Other specifics are probably not relevant to the question, so I'll leave them out.
Our Sun (for context)
A regular "big" flare on Sol (our sun) occurs once or twice every eleven year solar cycle. These might be
1E+32 Ekp(erg)* in power.
The 1859 Carrington Flare (one of the most powerful recorded flares from our sun) is estimated to to have been about
5.6E+32 Ekp(erg). That's 5.6x bigger than the solar cycle flare mentioned above, and might occur once-a-century or so.
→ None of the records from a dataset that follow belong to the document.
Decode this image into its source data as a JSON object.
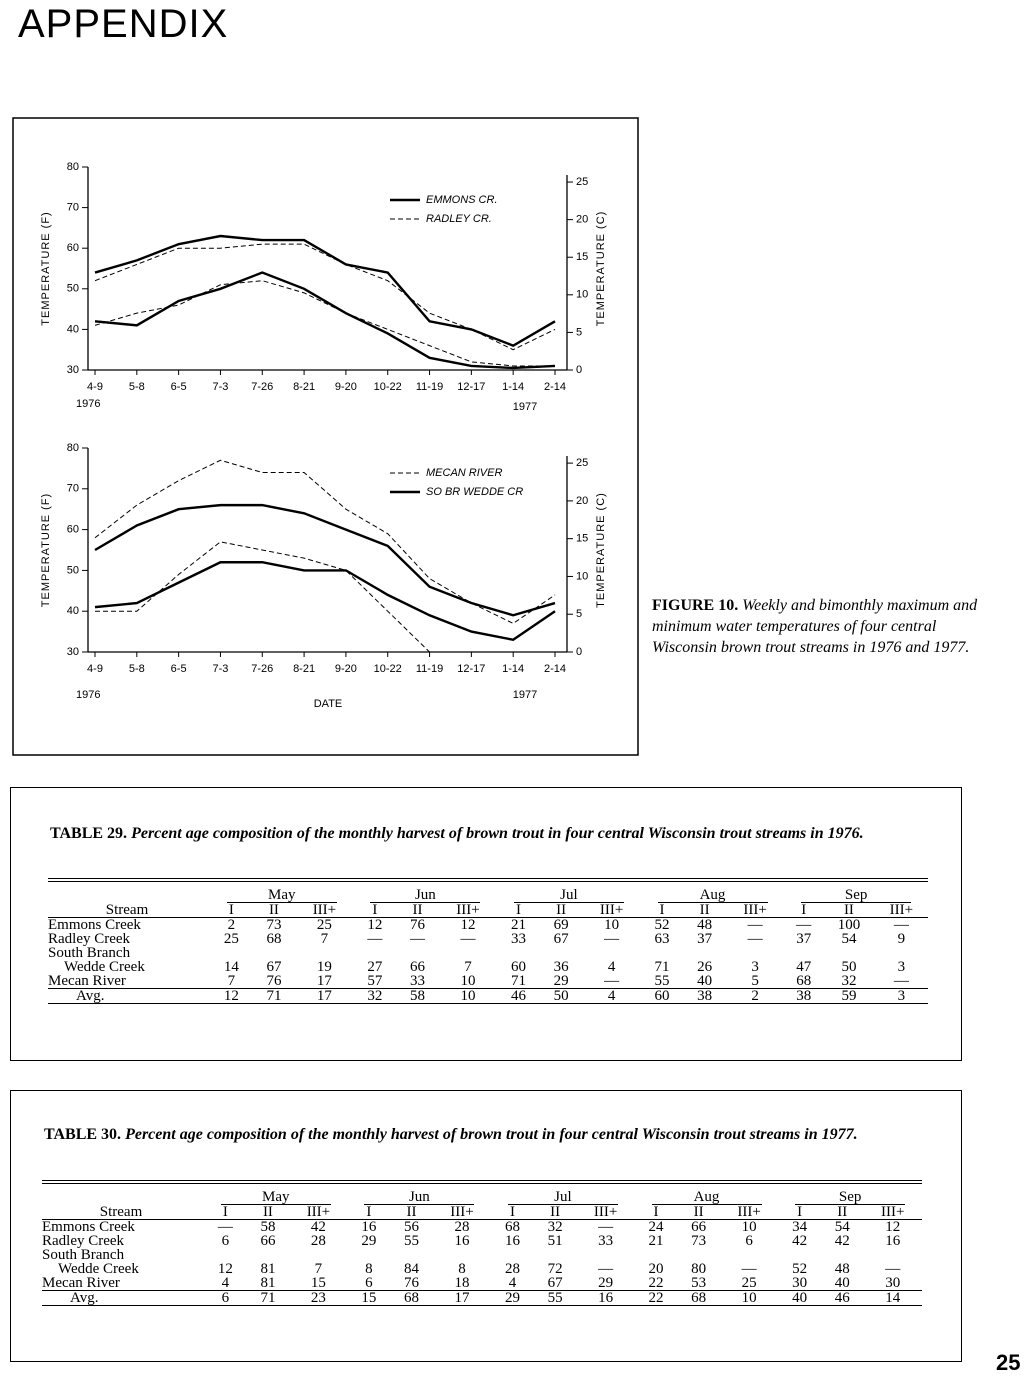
{
  "header": {
    "title": "APPENDIX"
  },
  "chart_data": [
    {
      "type": "line",
      "ylabel": "TEMPERATURE (F)",
      "y2label": "TEMPERATURE (C)",
      "categories": [
        "4-9",
        "5-8",
        "6-5",
        "7-3",
        "7-26",
        "8-21",
        "9-20",
        "10-22",
        "11-19",
        "12-17",
        "1-14",
        "2-14"
      ],
      "annotations": [
        "1976",
        "1977"
      ],
      "ylim": [
        30,
        80
      ],
      "yticks": [
        30,
        40,
        50,
        60,
        70,
        80
      ],
      "y2lim": [
        0,
        27
      ],
      "y2ticks": [
        0,
        5,
        10,
        15,
        20,
        25
      ],
      "series": [
        {
          "name": "EMMONS CR.",
          "color": "#000000",
          "dashed": false,
          "max": [
            54,
            57,
            61,
            63,
            62,
            62,
            56,
            54,
            42,
            40,
            36,
            42
          ],
          "min": [
            42,
            41,
            47,
            50,
            54,
            50,
            44,
            39,
            33,
            31,
            30.5,
            31
          ]
        },
        {
          "name": "RADLEY CR.",
          "color": "#000000",
          "dashed": true,
          "max": [
            52,
            56,
            60,
            60,
            61,
            61,
            56,
            52,
            44,
            40,
            35,
            40
          ],
          "min": [
            41,
            44,
            46,
            51,
            52,
            49,
            44,
            40,
            36,
            32,
            31,
            31
          ]
        }
      ]
    },
    {
      "type": "line",
      "ylabel": "TEMPERATURE (F)",
      "y2label": "TEMPERATURE (C)",
      "xlabel": "DATE",
      "categories": [
        "4-9",
        "5-8",
        "6-5",
        "7-3",
        "7-26",
        "8-21",
        "9-20",
        "10-22",
        "11-19",
        "12-17",
        "1-14",
        "2-14"
      ],
      "annotations": [
        "1976",
        "1977"
      ],
      "ylim": [
        30,
        80
      ],
      "yticks": [
        30,
        40,
        50,
        60,
        70,
        80
      ],
      "y2lim": [
        0,
        27
      ],
      "y2ticks": [
        0,
        5,
        10,
        15,
        20,
        25
      ],
      "series": [
        {
          "name": "MECAN RIVER",
          "color": "#000000",
          "dashed": true,
          "max": [
            58,
            66,
            72,
            77,
            74,
            74,
            65,
            59,
            48,
            42,
            37,
            44
          ],
          "min": [
            40,
            40,
            49,
            57,
            55,
            53,
            50,
            40,
            30,
            30,
            30,
            30
          ]
        },
        {
          "name": "SO BR WEDDE CR",
          "color": "#000000",
          "dashed": false,
          "max": [
            55,
            61,
            65,
            66,
            66,
            64,
            60,
            56,
            46,
            42,
            39,
            42
          ],
          "min": [
            41,
            42,
            47,
            52,
            52,
            50,
            50,
            44,
            39,
            35,
            33,
            40
          ]
        }
      ]
    }
  ],
  "figure": {
    "label": "FIGURE 10.",
    "caption": "Weekly and bimonthly maximum and minimum water temperatures of four central Wisconsin brown trout streams in 1976 and 1977."
  },
  "tables": [
    {
      "label": "TABLE 29.",
      "caption": "Percent age composition of the monthly harvest of brown trout in four central Wisconsin trout streams in 1976.",
      "stream_header": "Stream",
      "months": [
        "May",
        "Jun",
        "Jul",
        "Aug",
        "Sep"
      ],
      "subheaders": [
        "I",
        "II",
        "III+"
      ],
      "rows": [
        {
          "stream": [
            "Emmons Creek"
          ],
          "cells": [
            "2",
            "73",
            "25",
            "12",
            "76",
            "12",
            "21",
            "69",
            "10",
            "52",
            "48",
            "—",
            "—",
            "100",
            "—"
          ]
        },
        {
          "stream": [
            "Radley Creek"
          ],
          "cells": [
            "25",
            "68",
            "7",
            "—",
            "—",
            "—",
            "33",
            "67",
            "—",
            "63",
            "37",
            "—",
            "37",
            "54",
            "9"
          ]
        },
        {
          "stream": [
            "South Branch",
            "Wedde Creek"
          ],
          "cells": [
            "14",
            "67",
            "19",
            "27",
            "66",
            "7",
            "60",
            "36",
            "4",
            "71",
            "26",
            "3",
            "47",
            "50",
            "3"
          ]
        },
        {
          "stream": [
            "Mecan River"
          ],
          "cells": [
            "7",
            "76",
            "17",
            "57",
            "33",
            "10",
            "71",
            "29",
            "—",
            "55",
            "40",
            "5",
            "68",
            "32",
            "—"
          ]
        },
        {
          "stream": [
            "Avg."
          ],
          "cells": [
            "12",
            "71",
            "17",
            "32",
            "58",
            "10",
            "46",
            "50",
            "4",
            "60",
            "38",
            "2",
            "38",
            "59",
            "3"
          ]
        }
      ]
    },
    {
      "label": "TABLE 30.",
      "caption": "Percent age composition of the monthly harvest of brown trout in four central Wisconsin trout streams in 1977.",
      "stream_header": "Stream",
      "months": [
        "May",
        "Jun",
        "Jul",
        "Aug",
        "Sep"
      ],
      "subheaders": [
        "I",
        "II",
        "III+"
      ],
      "rows": [
        {
          "stream": [
            "Emmons Creek"
          ],
          "cells": [
            "—",
            "58",
            "42",
            "16",
            "56",
            "28",
            "68",
            "32",
            "—",
            "24",
            "66",
            "10",
            "34",
            "54",
            "12"
          ]
        },
        {
          "stream": [
            "Radley Creek"
          ],
          "cells": [
            "6",
            "66",
            "28",
            "29",
            "55",
            "16",
            "16",
            "51",
            "33",
            "21",
            "73",
            "6",
            "42",
            "42",
            "16"
          ]
        },
        {
          "stream": [
            "South Branch",
            "Wedde Creek"
          ],
          "cells": [
            "12",
            "81",
            "7",
            "8",
            "84",
            "8",
            "28",
            "72",
            "—",
            "20",
            "80",
            "—",
            "52",
            "48",
            "—"
          ]
        },
        {
          "stream": [
            "Mecan River"
          ],
          "cells": [
            "4",
            "81",
            "15",
            "6",
            "76",
            "18",
            "4",
            "67",
            "29",
            "22",
            "53",
            "25",
            "30",
            "40",
            "30"
          ]
        },
        {
          "stream": [
            "Avg."
          ],
          "cells": [
            "6",
            "71",
            "23",
            "15",
            "68",
            "17",
            "29",
            "55",
            "16",
            "22",
            "68",
            "10",
            "40",
            "46",
            "14"
          ]
        }
      ]
    }
  ],
  "page_number": "25"
}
The 774 A.D. Solar Flare (the largest known postulated flare from our sun) is estimated at perhaps
1.6E+34 Ekp(erg). That's 160x more powerful than the flares you normally see at the peak of the 11 year solar cycle for our sun. That might be a once-every-couple millennium flare. From what I've read this may have had appreciable effects on the biosphere, including acute ozone depletion.
GJ 4083 (My model star)
- Over a period of several years, the largest recorded flares from GJ 4083 were about
1.6E+31 Ekp(erg)and averaged about one every two months. At the distance my planet orbits my M-class star, that would yield a received flux about 4x more powerful than the 1859 Carrington flare.
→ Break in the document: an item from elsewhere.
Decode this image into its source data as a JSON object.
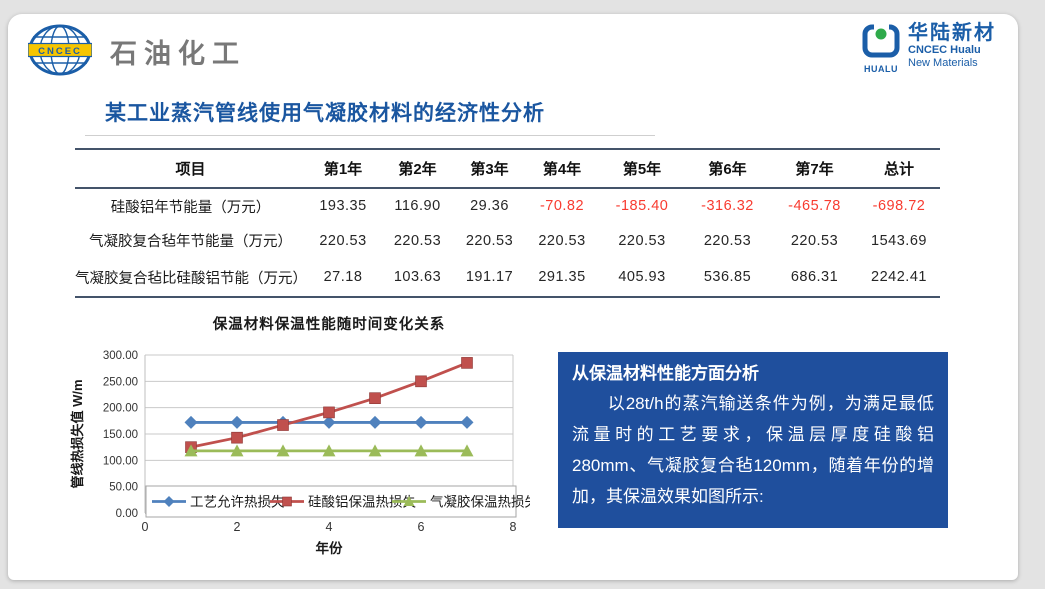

- More frequently GJ 4083 will output flares all the way down to
5E+30 Ekp(erg), which occur about once a month. At the distance my planet orbits, this would yield a received flux slightly higher than the 1859 Carrington Flare.
- I would guess that GJ 4083 (and my fictional star based on it) emits smaller flares that happen more often (but we can't detect them), and much larger flares that happen at greater time spans. I wouldn't be surprised if GJ 4083 outputs a monster flare every couple centuries or millennia which would rival the 774 A.D. flare earth experienced. There simply isn't data to say one way or the other. If you need a solid answer, assume the star experiences more frequent minor flares and very infrequent super flares just as our sun does.
If it helps, feel free to postulate flare activity/strength somewhat less or greater than GJ 4083. That would certainly be within the realm of possibility.
Ekp (in erg) = Luminosity of the star in the Kepler bandpass, multiplied by its equivalent duration. Unit ergs.